What do the Miami Heat do now after missing out on Bradley Beal, who was traded to the Phoenix Suns on Sunday? Let’s dive into the mailbag to answer your questions.
Depends on how you define “running it back.” Beyond any star acquisitions, it seems unlikely the Heat would bring back last season’s whole NBA Finals team.
Both Gabe Vincent and Max Strus are free agents, and paying them while keeping Kyle Lowry and Duncan Robinson isn’t a great use of the salary cap. Vincent and Strus could both earn new contracts worth around $10 million a year, which would mean paying the point guard room (Lowry and Vincent) about $40 million combined. That’s not good value for what amounts to something less than elite at the position. Paying Strus and Robinson almost $30 million combined isn’t sensible, either, since they can’t really play together. That would mean the Heat would have an eight-figure salary sitting on the bench at all times. So, no matter what, there looks to be a shake up in the backcourt in some way.
Now, if by “run it back” you mean they won’t get another star to add to the duo of Jimmy Butler and Bam Adebayo, the odds of that are higher than most fans might want to admit. Here’s the thing, the Heat are looking to acquire a star talent but, as we saw with Bradley Beal, they aren’t desperate enough to severely overpay. When it comes to star chasing, a lot has to go right, including the right player becoming available at the right time and his current team wanting what Miami can offer. The Heat will be aggressive. That’s all we know.
That’s a big assumption, considering that the latest reporting is that Damian Lillard wants to remain in Portland. But things can change quickly in the NBA and Lillard’s situation is one worth monitoring, particularly on draft night. What the Trail Blazers do with the third overall pick could provide more clarity on their direction.
But let’s live in Steeve’s fantasy land for a little bit and assume Lillard ends up in Miami. How do the Heat build out the rest of the roster? Part of that depends on what is given up for Lillard, but my sense is that a package would be build around Tyler Herro, one of the Lowry/Robinson contracts and three first-round picks. So that would give the Heat either the Lowry or Robinson contract (whichever isn’t sent to Portland) to move in a separate deal. Lowry’s contract is worth $29.7 million and expiring. Robinson has three years, $57.5 million left on his deal, but rehabbed his trade value in the playoffs.
Perhaps there is a team in need of perimeter shooting willing to give up a front court player for Robinson, or wants to get off long-term salary and would take Lowry for a year. The Atlanta Hawks and John Collins come to mind. Would Detroit flip Bojan Bogdanovic for Robinson at this point? Would the Spurs take on Lowry’s salary and send back Doug McDermott and Zach Collins? Lowry and Nikola Jovic works in terms of money-matching for Kristaps Porzingis, but it’s unclear if he’s going to pick up his player option. If he does, Washington could likely get more for him.

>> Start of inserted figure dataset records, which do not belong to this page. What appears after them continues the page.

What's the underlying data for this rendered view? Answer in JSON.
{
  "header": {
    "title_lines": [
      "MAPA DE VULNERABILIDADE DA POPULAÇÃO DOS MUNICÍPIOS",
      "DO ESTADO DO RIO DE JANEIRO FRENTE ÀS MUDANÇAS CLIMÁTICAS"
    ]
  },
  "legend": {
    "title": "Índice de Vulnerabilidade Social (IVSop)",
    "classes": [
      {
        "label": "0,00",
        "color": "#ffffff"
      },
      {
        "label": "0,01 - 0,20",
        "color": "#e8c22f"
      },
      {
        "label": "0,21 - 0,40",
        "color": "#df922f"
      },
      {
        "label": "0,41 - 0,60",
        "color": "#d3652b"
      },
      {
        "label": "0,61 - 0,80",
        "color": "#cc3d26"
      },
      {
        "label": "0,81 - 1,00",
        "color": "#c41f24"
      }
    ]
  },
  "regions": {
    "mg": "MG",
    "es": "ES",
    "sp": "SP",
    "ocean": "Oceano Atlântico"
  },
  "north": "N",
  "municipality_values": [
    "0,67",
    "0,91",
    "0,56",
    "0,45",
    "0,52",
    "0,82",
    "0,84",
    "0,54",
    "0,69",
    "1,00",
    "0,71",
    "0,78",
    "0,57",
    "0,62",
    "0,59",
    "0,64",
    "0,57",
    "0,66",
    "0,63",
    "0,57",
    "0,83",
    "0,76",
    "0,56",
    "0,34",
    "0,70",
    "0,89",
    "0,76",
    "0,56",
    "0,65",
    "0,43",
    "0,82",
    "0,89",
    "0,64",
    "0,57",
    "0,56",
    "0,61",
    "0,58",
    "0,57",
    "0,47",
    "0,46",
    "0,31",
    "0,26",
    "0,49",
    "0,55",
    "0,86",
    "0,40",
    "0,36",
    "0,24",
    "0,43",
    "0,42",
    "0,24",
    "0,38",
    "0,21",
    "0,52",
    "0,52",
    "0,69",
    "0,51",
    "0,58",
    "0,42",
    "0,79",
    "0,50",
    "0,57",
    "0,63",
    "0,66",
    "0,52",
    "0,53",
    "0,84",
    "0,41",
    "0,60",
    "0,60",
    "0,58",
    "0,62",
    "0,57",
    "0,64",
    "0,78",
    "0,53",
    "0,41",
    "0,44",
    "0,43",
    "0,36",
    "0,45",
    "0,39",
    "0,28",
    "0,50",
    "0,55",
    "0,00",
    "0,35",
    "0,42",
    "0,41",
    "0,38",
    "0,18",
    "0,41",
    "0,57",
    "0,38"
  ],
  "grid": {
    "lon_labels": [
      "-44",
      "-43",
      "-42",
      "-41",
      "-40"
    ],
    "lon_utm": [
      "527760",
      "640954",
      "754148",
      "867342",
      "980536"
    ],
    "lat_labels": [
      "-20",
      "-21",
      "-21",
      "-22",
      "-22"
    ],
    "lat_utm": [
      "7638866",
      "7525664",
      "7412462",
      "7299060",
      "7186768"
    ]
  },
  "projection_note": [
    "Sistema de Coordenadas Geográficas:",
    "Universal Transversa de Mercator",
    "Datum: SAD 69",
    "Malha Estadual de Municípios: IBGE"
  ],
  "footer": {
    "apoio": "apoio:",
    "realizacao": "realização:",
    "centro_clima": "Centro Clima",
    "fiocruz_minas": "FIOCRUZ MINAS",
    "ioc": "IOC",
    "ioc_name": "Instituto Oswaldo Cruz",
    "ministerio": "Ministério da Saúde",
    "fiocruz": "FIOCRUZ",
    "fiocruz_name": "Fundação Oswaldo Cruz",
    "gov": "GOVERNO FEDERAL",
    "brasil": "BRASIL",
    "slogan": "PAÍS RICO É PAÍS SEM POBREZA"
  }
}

The question is: If the Heat miss out on Damian Lillard, would I consider this offseason a failure? I guess it depends on why the Heat missed out. If Lillard simply decides he wants to see the Portland thing through, then it’s hard to pin the offseason as a failure considering the star the Heat wanted never became available. But if another team — the Brooklyn Nets, for instance — beats out Miami for Lillard then, yes, it’s a failure. Maybe that’s harsh, considering the Heat only have so much control, but it would feel like that.
There could be another wave of stars on the move beyond Lillard. There’s a lot of noise around Zion Williamson and Karl-Anthony Towns. Chris Paul could be available — would the Heat be able to convince him to come out East?
It’s not necessarily accurate to say the Heat are “waiting.” I mean, they kind of are, but stuff on the NBA calendar is happening. The draft is Thursday night. If the Heat don’t have a deal lined up using their 18th pick, they will select someone they like. Assistant GM Adam Simon and his group of scouts have been diligently scouting this class and the Heat will be prepared to make a pick.
Free agency begins shortly after, and the Heat have their own decisions to make on Vincent, Strus, Kevin Love, Cody Zeller and Omer Yurtseven. The Heat can make all of those decisions and still have the assets available to make a credible offer for Lillard, or any other star that becomes available.
No. Kyrie Irving is not an option for the Heat. Not because they don’t want him (even though they don’t want him) but because it would likely take a sign-and-trade to acquire him. Because teams that use a sign-and-trade to acquire a player are automatically hard-capped, this is a non-starter. The Heat already have $173 million committed to nine players before filling out the roster. The hard cap is set at $168 million. It would be nearly impossible for the Heat to get below that, sign Irving and build out a contending roster. This applies for other free agents such as James Harden, Fred VanVleet, Brook Lopez, etc. So Kyrie ain’t happening.